Saturday 9 March 2013

Oh OBR ed

After accusing There Is No Alternative (TINA) of being pretty deaf, turns a blind eye and does do what she says she will do, today I must add misrepresentation.

The Office of Budget Responsibility (OBR) has written to the Prime Minister to tell him he has misrepresented the commentary offered in regard to the government policies on the economic handling of the economy.

The OBR was constituted by this government and has constantly over estimated the level of growth in the economy, so perhaps it is unusual for OBR to correct the impression made by the prime Minister.

It seems logical, that if you take money out of the economy, higher taxes and you cut spending by the government, removing wages and supply chain and you do nothing about rising food and utility costs, you end up with less spending and the economy slows, to quote Nick Clegg (1.5.2010), "his 8 year old son could be able to work this out -- you shouldn't start slamming on the brakes when the economy is barely growing. If you do that you create more joblessness, you create heavier costs on the state, the deficit goes up even further and the pain with dealing with it is even greater. So it is completely irrational."

Who says Nick Clegg always get it wrong, he was right then so why did the Lib Dems support a policy he knew would result in the current situation where the OBR rebuts the Prime Minister?

The OBR says “it is important to point out that every forecast published by the OBR since June 2010 has incorporated the widely held assumption that tax increases and spending cuts reduce economic growth in the short term”. We believe that fiscal consolidation measures have reduced economic growth over the past couple of years.”

It is worth noting that since the Conservative Lib Dem government first budget in June 2010 the countrys GDP has fallen by 6%, this due to the governments policy.

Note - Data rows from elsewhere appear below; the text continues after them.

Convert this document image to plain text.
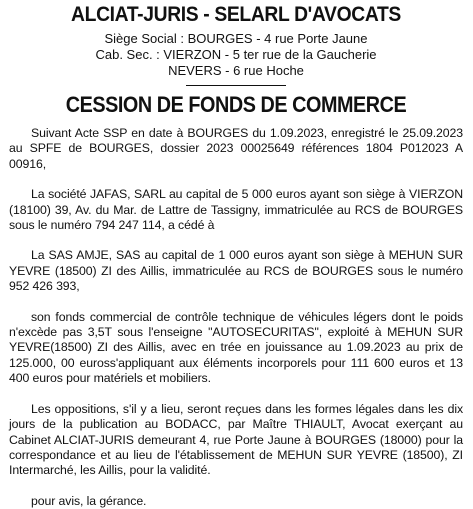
ALCIAT-JURIS - SELARL D'AVOCATS
Siège Social : BOURGES - 4 rue Porte Jaune
Cab. Sec. : VIERZON - 5 ter rue de la Gaucherie
NEVERS - 6 rue Hoche
CESSION DE FONDS DE COMMERCE

Suivant Acte SSP en date à BOURGES du 1.09.2023, enregistré le 25.09.2023 au SPFE de BOURGES, dossier 2023 00025649 références 1804 P012023 A 00916,

La société JAFAS, SARL au capital de 5 000 euros ayant son siège à VIERZON (18100) 39, Av. du Mar. de Lattre de Tassigny, immatriculée au RCS de BOURGES sous le numéro 794 247 114, a cédé à

La SAS AMJE, SAS au capital de 1 000 euros ayant son siège à MEHUN SUR YEVRE (18500) ZI des Aillis, immatriculée au RCS de BOURGES sous le numéro 952 426 393,

son fonds commercial de contrôle technique de véhicules légers dont le poids n'excède pas 3,5T sous l'enseigne "AUTOSECURITAS", exploité à MEHUN SUR YEVRE(18500) ZI des Aillis, avec en trée en jouissance au 1.09.2023 au prix de 125.000, 00 euross'appliquant aux éléments incorporels pour 111 600 euros et 13 400 euros pour matériels et mobiliers.

Les oppositions, s'il y a lieu, seront reçues dans les formes légales dans les dix jours de la publication au BODACC, par Maître THIAULT, Avocat exerçant au Cabinet ALCIAT-JURIS demeurant 4, rue Porte Jaune à BOURGES (18000) pour la correspondance et au lieu de l'établissement de MEHUN SUR YEVRE (18500), ZI Intermarché, les Aillis, pour la validité.

pour avis, la gérance.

Some economists have argued the OBR underestimated the negative impact of the cuts, particularly its cuts to infrastructure spending, which has been slashed by 40 per cent over the past two years. Senior economists from the International Monetary Fund argue that many forecasters – including itself – misjudged the size of these so-called “fiscal multipliers” three years ago

We can only hope that David Cameron MP is spinning his own policy, if he actually believes that raising taxes, cutting spending and allowing inflation through a devalued currency will not adversly affect growth then we are really in trouble.